Temporada França-Brasil provoca com obras sobre IA, clima e trabalho

Carro, moto, pessoa, helicóptero, casa. Associar imagens e mapas que aparecem diante da tela do computador a palavras é o trabalho de pessoas, principalmente de países do Sul global, que ficam horas confinados em ambientes de poucos metros quadrados, em troca de baixas remunerações. As identificações servem para treinar inteligências artificiais (IA) de grandes empresas de tecnologia. Os chamados microtrabalhos surgem como alternativa de renda, ao mesmo tempo que colocam trabalhadores em situações extenuantes física e psicologicamente.
A instalação artística de Lauritz Bohne (Alemanha), Lea Scherer (Austria) e Edward Zammit (Malta) denuncia essa precarização, que afeta milhões de pessoas no mundo. Em Meta Office: Atrás das telas da Amazon Mechanical Turks (2021-2025), eles reúnem dados, por cidade, da remuneração média dos microtrabalhos, do tamanho do espaço em que as pessoas realizam essas atividades, entre outros. Além disso, exibem fotografias desses locais de trabalho.
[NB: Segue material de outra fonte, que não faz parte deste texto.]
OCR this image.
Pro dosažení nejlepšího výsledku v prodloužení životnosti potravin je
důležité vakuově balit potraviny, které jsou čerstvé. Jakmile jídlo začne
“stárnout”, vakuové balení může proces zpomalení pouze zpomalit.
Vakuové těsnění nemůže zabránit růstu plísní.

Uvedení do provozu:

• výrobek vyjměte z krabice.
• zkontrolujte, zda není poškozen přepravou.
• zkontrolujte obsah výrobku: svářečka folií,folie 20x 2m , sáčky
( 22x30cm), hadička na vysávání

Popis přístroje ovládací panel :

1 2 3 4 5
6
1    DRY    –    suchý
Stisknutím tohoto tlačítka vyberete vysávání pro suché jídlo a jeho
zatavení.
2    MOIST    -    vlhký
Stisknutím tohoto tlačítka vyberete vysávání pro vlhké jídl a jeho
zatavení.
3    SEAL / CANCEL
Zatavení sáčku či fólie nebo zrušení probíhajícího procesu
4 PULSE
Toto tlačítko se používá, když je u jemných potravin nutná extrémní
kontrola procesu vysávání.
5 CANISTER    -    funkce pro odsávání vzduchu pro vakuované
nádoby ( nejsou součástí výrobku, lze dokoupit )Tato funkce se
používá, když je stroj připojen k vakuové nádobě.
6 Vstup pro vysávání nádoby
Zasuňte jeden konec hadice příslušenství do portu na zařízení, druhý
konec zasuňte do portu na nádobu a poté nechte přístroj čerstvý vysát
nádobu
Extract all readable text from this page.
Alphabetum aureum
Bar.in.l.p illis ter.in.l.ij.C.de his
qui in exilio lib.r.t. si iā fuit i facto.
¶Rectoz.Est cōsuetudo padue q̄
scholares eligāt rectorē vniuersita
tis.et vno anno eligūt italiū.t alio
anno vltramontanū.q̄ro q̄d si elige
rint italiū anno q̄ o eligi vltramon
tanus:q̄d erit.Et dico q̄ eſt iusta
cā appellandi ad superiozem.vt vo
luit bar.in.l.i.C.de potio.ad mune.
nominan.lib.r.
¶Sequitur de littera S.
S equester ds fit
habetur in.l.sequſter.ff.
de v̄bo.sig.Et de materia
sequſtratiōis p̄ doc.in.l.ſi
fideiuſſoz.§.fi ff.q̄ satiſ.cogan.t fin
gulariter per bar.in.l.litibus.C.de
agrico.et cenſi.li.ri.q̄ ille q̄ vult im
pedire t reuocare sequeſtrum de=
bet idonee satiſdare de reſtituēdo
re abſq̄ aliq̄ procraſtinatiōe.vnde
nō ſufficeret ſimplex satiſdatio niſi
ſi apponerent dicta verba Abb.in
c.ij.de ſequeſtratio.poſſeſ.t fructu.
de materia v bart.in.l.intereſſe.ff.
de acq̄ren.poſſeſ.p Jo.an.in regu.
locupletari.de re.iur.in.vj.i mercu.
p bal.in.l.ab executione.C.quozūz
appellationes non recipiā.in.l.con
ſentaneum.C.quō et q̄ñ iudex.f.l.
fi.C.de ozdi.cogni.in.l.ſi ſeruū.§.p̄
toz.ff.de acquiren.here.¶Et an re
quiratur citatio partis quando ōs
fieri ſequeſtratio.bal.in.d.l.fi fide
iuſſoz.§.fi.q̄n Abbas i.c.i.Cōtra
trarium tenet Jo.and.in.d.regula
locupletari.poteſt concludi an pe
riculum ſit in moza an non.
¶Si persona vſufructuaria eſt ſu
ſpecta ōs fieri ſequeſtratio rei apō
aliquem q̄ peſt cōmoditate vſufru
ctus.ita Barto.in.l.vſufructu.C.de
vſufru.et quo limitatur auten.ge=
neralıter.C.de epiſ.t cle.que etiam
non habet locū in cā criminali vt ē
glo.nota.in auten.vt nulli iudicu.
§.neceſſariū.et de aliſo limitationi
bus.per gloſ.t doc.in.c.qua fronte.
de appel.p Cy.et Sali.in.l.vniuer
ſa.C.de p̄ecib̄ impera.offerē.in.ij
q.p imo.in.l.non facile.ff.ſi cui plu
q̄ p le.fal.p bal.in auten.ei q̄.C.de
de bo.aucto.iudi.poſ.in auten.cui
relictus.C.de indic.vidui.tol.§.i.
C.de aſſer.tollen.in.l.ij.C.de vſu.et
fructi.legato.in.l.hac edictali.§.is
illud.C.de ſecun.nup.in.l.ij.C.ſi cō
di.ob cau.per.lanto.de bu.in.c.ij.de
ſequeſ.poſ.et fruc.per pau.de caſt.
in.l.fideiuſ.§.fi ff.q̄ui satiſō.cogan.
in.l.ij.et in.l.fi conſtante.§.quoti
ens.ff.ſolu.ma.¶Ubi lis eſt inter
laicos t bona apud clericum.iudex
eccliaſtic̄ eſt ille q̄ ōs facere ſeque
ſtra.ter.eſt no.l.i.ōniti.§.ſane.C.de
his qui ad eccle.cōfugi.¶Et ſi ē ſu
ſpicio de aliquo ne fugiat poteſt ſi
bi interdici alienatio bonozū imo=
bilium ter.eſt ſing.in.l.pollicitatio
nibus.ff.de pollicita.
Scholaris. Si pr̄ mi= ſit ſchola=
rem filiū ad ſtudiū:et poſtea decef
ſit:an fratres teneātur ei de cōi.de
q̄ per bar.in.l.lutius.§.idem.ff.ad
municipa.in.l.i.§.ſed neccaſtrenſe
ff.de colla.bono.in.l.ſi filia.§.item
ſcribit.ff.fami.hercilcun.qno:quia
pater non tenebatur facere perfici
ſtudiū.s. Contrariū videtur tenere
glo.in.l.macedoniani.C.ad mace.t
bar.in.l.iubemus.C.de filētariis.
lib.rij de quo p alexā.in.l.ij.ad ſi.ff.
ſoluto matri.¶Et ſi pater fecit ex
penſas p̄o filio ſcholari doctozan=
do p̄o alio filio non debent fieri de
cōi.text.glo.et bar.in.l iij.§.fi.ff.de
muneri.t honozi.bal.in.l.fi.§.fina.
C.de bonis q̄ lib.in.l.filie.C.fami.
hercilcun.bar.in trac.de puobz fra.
>> Confira os destaques da programação da Temporada da França no Brasil
A instalação é uma das obras que fazem parte da exposição O mundo segundo a IA, que está em cartaz em Paris até setembro e, em novembro, chega ao Brasil, ao Sesc Campinas, como parte da programação da Temporada França-Brasil. A exposição reúne obras de diversos artistas que questionam os impactos da inteligência artificial, sejam eles sociais, ambientais, cognitivos ou econômicos. A Agência Brasil visitou a exposição na França, a convite do Instituto Francês.
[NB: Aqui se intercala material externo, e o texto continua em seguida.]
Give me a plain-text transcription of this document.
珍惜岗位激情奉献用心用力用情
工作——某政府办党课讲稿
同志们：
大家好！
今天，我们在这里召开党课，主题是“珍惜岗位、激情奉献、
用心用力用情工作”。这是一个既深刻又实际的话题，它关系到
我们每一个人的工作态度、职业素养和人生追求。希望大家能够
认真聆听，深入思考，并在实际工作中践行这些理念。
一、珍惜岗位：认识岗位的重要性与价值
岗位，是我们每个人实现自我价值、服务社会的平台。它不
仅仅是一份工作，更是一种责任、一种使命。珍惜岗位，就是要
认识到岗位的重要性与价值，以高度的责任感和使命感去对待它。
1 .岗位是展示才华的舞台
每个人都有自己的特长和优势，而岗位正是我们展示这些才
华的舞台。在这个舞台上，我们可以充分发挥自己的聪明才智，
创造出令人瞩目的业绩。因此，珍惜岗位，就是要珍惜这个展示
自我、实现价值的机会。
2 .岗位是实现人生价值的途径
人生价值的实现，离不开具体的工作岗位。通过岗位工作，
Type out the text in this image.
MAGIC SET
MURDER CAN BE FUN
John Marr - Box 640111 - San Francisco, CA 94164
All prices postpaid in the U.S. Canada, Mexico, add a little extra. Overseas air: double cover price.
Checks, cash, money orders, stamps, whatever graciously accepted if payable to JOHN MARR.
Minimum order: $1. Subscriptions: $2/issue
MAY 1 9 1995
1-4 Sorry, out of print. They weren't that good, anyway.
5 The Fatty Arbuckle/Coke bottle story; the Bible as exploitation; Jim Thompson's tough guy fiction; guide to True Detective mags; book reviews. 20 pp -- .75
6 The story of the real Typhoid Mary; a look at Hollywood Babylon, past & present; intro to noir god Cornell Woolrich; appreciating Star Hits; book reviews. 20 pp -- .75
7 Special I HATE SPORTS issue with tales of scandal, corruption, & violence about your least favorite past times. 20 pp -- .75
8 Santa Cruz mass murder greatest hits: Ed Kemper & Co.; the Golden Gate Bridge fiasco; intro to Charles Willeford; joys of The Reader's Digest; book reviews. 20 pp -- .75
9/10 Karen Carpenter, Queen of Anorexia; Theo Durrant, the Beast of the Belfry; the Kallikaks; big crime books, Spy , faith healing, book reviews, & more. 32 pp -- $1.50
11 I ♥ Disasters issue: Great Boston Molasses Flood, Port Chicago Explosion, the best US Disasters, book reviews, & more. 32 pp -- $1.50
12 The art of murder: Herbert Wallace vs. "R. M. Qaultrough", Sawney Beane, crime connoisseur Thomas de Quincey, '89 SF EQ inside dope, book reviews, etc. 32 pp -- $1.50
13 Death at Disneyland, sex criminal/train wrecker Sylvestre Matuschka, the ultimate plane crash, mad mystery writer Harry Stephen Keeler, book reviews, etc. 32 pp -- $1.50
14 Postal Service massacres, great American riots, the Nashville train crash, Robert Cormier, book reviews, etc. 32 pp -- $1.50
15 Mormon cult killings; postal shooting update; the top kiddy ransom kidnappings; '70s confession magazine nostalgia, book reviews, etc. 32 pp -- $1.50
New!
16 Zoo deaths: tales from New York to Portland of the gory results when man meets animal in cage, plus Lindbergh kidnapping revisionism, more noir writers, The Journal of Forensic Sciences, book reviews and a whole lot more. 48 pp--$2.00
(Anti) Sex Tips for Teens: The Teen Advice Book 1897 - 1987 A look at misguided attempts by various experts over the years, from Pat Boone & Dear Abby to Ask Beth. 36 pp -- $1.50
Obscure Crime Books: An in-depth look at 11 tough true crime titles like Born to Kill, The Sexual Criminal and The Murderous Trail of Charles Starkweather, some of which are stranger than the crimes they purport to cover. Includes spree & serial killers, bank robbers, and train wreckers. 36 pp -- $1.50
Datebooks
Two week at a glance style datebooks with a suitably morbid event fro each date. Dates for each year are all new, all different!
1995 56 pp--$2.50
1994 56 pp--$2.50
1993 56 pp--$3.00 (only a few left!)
“Muitas vezes, falamos das tecnologias digitais como se fosse uma espécie de desmaterialização. Utilizamos metáforas como a nuvem, armazenamento na nuvem, a nuvem computacional, que, na verdade, não são nuvens, são centros de dados que consomem quantidades enormes de energia. O consumo de energia ligada à IA representa 3% do consumo de energia no mundo e é uma quantidade que vai aumentar de maneira fenomenal nos próximos anos”, diz o curador-chefe da exposição, Antonio Somaini.
Outra obra da exposição discute todo o trabalho necessário para que um simples sistema de IA, como a Alexa, da Amazon, chegue na casa das pessoas. O trabalho é de Kate Crawford (Austrália) e Vladan Joler (Sérvia) e se chama Anatomia de um sistema de IA: Um caso de estudo anatômico do Amazon Echo como um sistema de inteligência artificial feito de trabalho (2018).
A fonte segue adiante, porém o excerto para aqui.